US Treasury Secretary Jack Lew (L) is greeted by Japanese Prime Minister Shinzo Abe prior to their talks at Abe's official residence in Tokyo on November 12, 2013
US Treasury Secretary Jack Lew (L) is greeted by Japanese Prime Minister Shinzo Abe prior to their talks at Abe's official residence in Tokyo on November 12, 2013

Japanese Prime Minister Shinzo Abe on Tuesday added his voice to calls for Washington to work through its budget battles as he met with US Treasury Secretary Jack Lew.

"We are hopeful in the future that these uncertainties over fiscal issues will be resolved by the administration and the US Congress," Abe told the US finance chief in Tokyo.
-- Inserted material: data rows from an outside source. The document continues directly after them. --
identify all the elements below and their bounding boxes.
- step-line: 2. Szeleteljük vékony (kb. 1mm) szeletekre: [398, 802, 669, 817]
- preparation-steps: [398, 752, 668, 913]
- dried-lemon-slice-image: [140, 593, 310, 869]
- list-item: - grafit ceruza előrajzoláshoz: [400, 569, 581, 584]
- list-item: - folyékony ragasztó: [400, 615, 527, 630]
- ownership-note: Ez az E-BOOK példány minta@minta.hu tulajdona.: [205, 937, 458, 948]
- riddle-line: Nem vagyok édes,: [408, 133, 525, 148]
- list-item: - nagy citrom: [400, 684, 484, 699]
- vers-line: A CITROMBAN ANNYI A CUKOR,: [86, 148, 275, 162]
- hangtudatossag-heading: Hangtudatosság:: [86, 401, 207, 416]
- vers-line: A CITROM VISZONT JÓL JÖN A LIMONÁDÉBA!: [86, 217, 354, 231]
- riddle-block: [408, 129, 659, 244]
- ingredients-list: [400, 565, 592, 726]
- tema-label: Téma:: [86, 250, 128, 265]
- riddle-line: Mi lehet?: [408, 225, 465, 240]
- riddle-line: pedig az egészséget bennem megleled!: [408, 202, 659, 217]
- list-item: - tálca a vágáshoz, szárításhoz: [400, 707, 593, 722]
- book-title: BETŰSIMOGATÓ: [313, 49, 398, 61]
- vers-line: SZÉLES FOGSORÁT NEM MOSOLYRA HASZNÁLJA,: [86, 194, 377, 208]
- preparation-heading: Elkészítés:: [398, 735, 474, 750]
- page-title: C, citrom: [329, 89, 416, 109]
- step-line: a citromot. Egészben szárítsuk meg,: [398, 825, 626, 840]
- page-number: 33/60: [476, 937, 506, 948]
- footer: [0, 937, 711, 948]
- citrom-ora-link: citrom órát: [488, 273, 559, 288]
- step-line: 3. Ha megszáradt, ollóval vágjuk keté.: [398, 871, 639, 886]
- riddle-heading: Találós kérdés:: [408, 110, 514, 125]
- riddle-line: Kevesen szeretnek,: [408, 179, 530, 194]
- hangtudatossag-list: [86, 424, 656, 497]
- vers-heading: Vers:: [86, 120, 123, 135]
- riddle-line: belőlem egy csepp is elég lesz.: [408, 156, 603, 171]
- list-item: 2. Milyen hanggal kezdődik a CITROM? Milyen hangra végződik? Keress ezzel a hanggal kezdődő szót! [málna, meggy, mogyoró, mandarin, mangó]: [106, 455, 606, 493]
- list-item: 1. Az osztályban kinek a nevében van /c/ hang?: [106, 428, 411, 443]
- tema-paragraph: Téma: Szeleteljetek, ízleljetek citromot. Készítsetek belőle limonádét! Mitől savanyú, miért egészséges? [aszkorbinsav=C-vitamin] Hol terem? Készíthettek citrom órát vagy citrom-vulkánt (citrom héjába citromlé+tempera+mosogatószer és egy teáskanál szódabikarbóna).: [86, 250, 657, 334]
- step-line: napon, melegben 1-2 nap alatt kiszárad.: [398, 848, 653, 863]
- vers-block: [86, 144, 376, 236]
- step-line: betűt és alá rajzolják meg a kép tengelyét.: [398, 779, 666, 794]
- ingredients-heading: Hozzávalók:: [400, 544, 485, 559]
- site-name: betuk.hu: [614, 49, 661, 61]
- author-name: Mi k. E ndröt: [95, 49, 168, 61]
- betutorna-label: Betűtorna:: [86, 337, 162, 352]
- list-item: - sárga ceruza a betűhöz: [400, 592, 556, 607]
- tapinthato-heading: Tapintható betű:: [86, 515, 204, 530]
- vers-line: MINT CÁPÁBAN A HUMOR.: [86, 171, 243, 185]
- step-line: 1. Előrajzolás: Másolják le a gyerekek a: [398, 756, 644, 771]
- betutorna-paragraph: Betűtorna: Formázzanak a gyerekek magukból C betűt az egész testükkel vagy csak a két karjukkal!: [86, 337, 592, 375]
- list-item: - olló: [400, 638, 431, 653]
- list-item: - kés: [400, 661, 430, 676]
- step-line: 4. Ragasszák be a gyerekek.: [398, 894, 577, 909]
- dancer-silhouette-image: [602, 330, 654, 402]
Lew, who made no comments during a short media briefing before the pair met in private, was in the Japanese capital on the first leg of an Asian tour which will also take him to Singapore, Malaysia, Vietnam and China.

Abe's comments follow a series of warnings from world leaders about the budget crisis in Washington last month, which stoked a 16-day government shutdown.

A catastrophic debt default was narrowly averted, but a temporary truce among warring lawmakers only pushed tough decisions about the country's debt and budget deficit into the new year.

Lawmakers must now hash out a more permanent deal.

Japanese Finance Minister Taro Aso previously warned that failure to reach an agreement would send shockwaves across the global economy.

Japan is the second-biggest holder of US government debt after China, with any default threatening its massive investment.

Earlier Tuesday, Japanese economy minister Akira Amari met with Lew and said the pair were still eyeing a deal on the Trans-Pacific Partnership free trade negotiations by year's end.

Washington has been pushing for Tokyo to open up protected sectors such as agriculture, a sensitive topic with cossetted industries enjoying widespread support and wielding significant political power in Japan.

The mooted trade pact, which would encompass as many as a dozen members that together account for more than 40 percent of the global economy, calls for the elimination of all tariffs.

But Tokyo has been looking to keep levies on imports of rice, beef and other agricultural goods.